Adjust the paths and code sign identity accordingly. The --preserve-metadata=entitlements is not used because we don’t want to preserve the existing com.apple.security.get-task-allow entitlements for distribution. Also the --deep option is not used here because the Downloader XPC Service needs to be signed with a specific entitlement that aren’t applicable to the other binaries.

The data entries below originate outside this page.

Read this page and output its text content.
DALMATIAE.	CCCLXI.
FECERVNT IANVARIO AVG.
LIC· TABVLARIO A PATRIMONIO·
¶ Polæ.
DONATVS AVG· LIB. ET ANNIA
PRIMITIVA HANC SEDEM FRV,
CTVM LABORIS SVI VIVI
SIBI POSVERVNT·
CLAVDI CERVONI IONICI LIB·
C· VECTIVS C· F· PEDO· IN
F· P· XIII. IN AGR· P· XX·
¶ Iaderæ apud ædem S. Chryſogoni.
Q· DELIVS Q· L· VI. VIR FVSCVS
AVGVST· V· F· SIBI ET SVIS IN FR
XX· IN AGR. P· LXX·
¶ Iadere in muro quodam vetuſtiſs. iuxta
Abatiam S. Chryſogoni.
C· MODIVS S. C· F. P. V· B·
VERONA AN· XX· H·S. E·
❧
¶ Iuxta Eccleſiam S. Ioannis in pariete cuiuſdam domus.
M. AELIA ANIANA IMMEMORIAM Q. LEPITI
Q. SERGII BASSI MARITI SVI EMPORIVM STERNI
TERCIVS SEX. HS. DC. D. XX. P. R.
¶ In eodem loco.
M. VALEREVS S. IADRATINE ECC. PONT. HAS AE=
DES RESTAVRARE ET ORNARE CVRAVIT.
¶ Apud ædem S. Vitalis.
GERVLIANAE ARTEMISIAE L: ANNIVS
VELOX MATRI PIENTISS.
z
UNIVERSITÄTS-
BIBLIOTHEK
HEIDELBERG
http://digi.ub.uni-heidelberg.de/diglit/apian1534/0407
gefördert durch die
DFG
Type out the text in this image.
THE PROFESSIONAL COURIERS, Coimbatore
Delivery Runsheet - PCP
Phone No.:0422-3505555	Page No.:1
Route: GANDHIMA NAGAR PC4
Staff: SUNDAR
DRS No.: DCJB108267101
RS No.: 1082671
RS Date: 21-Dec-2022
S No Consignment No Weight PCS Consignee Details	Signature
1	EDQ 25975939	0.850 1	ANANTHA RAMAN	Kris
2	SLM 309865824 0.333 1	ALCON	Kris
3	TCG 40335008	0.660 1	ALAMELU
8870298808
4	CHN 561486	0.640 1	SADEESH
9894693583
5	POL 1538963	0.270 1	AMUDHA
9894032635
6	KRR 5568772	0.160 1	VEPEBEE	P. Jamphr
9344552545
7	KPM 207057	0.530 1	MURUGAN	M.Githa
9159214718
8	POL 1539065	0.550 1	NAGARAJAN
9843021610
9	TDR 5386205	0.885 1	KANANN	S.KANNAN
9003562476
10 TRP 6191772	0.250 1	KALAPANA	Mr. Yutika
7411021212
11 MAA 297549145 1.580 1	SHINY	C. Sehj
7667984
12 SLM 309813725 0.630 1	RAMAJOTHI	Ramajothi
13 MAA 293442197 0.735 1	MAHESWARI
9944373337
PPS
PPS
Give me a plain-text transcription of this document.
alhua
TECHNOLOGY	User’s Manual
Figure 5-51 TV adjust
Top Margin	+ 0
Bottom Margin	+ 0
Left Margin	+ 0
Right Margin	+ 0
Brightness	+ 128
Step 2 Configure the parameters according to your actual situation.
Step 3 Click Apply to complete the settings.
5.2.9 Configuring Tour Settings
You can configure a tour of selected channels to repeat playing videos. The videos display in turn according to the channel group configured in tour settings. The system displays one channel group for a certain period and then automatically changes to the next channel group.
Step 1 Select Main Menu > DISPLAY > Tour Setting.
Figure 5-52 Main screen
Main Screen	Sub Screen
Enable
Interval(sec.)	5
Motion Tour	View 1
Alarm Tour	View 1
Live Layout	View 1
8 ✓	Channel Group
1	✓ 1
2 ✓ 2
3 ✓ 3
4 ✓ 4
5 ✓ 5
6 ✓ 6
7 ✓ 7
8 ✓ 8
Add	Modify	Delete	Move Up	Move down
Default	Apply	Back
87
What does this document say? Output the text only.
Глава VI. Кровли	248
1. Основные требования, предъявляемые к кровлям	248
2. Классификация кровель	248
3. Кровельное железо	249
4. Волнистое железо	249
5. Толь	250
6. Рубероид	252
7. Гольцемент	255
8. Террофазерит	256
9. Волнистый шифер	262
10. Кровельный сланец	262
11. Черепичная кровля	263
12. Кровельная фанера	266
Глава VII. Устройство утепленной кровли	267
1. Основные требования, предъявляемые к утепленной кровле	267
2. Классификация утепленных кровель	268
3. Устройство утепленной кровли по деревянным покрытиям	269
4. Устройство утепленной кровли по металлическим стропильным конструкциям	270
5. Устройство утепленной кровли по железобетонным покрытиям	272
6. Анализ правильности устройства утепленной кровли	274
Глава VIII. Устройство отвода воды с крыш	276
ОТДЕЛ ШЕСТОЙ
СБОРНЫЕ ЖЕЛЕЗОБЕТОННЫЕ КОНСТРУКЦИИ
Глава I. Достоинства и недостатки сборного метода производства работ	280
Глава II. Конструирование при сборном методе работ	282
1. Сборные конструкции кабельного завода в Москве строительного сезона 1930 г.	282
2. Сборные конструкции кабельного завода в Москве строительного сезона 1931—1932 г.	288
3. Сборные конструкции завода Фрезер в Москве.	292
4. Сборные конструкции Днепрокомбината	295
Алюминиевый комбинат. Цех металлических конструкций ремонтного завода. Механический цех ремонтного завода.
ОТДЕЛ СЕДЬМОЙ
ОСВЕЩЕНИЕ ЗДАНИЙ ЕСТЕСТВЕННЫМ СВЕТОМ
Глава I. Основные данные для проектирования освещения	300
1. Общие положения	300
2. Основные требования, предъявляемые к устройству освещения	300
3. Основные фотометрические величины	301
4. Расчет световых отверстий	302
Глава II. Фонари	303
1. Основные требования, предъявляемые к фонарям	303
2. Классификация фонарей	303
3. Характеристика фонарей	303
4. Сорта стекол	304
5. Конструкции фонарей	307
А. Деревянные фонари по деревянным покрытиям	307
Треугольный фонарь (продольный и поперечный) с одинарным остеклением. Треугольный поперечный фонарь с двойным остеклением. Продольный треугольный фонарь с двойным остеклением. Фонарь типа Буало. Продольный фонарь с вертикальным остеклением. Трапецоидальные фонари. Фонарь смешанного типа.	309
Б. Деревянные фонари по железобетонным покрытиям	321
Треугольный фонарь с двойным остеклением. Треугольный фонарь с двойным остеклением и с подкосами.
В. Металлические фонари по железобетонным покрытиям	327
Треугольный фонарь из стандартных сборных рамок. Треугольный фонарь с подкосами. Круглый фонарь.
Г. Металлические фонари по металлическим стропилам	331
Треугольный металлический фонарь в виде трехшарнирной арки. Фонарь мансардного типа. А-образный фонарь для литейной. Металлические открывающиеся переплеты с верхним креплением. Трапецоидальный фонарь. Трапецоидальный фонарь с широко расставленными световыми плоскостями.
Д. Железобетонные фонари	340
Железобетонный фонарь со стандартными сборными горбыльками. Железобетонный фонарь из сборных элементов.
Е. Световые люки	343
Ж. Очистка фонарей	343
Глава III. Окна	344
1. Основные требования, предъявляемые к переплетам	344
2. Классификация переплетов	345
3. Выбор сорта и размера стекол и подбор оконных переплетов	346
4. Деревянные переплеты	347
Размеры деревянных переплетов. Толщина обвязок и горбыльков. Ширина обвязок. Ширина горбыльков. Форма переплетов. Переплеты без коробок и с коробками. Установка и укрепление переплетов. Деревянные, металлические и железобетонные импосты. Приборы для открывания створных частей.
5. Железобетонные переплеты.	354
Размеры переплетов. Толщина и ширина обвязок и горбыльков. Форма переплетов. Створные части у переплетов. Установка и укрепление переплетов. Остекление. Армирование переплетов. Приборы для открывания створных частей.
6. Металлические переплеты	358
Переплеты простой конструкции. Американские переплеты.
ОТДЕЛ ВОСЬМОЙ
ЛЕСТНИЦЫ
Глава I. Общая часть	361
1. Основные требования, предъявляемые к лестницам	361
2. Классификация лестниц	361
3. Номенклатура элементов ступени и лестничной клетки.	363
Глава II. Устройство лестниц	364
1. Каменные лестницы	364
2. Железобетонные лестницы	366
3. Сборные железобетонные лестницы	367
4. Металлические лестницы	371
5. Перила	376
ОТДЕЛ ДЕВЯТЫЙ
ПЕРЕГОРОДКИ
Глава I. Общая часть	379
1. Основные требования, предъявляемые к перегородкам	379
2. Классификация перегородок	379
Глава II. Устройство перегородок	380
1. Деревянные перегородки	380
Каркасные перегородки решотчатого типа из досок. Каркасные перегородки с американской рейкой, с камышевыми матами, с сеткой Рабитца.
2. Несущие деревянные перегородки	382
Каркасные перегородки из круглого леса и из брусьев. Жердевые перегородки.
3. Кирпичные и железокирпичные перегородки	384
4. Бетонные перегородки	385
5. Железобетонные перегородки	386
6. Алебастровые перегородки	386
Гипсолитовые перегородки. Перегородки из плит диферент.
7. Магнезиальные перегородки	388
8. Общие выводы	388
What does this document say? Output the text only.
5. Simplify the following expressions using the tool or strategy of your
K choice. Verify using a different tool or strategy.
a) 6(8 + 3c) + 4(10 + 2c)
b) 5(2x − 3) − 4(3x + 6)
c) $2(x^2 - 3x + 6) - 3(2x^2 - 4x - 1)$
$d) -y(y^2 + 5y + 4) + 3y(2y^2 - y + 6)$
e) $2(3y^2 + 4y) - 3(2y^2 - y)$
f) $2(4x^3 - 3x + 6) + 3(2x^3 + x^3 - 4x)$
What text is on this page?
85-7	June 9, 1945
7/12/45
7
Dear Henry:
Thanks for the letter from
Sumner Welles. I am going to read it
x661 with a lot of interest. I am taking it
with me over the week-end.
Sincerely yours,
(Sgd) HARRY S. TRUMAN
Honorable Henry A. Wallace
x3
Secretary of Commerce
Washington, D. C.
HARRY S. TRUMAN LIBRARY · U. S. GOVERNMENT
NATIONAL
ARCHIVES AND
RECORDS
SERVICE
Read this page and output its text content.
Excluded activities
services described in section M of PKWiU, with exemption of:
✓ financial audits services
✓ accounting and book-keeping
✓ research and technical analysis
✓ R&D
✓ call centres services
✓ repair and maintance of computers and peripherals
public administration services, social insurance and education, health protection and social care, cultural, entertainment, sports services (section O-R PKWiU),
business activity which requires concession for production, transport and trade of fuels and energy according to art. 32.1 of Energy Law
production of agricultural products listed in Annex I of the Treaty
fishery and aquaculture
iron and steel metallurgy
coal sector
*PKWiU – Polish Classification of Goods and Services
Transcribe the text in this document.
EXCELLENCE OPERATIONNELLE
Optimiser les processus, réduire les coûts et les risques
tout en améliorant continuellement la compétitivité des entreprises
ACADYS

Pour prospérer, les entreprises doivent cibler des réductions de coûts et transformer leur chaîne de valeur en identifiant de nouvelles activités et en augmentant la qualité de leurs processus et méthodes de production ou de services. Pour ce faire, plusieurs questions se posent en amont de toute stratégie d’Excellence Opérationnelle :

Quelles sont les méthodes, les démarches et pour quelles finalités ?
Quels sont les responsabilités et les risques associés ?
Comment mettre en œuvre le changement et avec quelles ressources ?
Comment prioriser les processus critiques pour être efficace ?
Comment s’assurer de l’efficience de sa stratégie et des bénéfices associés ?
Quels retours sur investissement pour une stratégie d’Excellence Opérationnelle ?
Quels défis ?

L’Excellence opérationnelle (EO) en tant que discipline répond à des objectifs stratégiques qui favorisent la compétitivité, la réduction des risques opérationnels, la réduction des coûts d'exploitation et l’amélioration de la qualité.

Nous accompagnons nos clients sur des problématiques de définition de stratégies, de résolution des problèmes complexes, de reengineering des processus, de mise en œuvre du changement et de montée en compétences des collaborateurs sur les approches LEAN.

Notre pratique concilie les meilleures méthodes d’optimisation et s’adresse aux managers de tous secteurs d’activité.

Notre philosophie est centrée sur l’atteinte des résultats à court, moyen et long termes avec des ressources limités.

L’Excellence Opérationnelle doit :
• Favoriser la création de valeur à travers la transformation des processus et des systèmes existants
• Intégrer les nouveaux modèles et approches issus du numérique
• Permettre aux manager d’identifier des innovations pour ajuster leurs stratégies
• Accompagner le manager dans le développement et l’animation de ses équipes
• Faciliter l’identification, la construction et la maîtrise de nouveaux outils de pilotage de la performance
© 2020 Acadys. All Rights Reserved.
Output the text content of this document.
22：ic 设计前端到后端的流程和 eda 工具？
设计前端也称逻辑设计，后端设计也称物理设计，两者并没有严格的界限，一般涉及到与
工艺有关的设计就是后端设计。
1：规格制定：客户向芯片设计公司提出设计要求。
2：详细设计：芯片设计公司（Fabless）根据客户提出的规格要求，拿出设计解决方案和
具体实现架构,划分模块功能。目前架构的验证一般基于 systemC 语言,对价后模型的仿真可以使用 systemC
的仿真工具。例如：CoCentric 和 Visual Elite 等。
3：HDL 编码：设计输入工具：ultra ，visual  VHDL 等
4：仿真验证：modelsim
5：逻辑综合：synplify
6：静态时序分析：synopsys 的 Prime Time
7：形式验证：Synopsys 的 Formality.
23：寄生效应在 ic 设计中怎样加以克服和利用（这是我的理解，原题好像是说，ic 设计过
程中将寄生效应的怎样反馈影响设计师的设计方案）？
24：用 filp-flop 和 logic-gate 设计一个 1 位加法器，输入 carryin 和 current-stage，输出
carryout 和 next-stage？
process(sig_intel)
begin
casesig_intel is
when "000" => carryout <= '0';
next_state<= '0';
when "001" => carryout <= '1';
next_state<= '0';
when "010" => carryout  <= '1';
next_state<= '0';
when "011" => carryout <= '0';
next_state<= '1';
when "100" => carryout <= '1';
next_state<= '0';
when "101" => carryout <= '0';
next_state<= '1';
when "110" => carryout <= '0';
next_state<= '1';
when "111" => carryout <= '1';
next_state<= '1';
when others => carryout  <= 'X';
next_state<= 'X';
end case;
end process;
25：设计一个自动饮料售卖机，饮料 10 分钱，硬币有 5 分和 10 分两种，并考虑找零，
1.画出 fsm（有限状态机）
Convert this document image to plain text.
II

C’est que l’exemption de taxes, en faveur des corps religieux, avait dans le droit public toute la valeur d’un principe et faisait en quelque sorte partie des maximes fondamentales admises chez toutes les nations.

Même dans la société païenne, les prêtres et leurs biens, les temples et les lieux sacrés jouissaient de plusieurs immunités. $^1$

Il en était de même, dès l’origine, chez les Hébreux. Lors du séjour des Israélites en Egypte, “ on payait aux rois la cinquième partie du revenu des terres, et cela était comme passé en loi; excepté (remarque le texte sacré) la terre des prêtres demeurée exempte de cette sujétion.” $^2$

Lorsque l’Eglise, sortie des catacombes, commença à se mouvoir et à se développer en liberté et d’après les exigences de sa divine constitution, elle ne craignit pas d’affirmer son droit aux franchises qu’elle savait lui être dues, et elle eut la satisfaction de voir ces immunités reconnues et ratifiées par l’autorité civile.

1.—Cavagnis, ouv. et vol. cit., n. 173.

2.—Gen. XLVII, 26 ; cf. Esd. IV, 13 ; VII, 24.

Due to different code signing requirements, please do not add --deep to OTHER_CODE_SIGN_FLAGS or from custom build scripts when signing your application. This is a common source of Sandboxing errors.

Removing XPC Services

If you do not sandbox your application, we do not recommend using Sparkle’s XPC Services. You may choose to remove Sparkle’s XPC Services in a post install script when copying the framework to your application. Alternatively you can alter Sparkle’s ConfigCommon.xcconfig to not embed the XPC Services. This is optional and up to you. The same applies if you do sandbox your application but do not need to use or embed the Downloader XPC Service in particular.

Testing

If Xcode has issues running your application using Sparkle and its XPC Services (such as being unable to attach to the process), try editing your project’s Scheme and disable Debug XPC services used by app or test your application detached from Xcode to see if it works there. This shouldn’t be an issue in a development environment if you follow the standard workflow we suggest, but this may be needed if the XPC Service is signed with the Hardened Runtime and not with the com.apple.security.get-task-allow entitlement.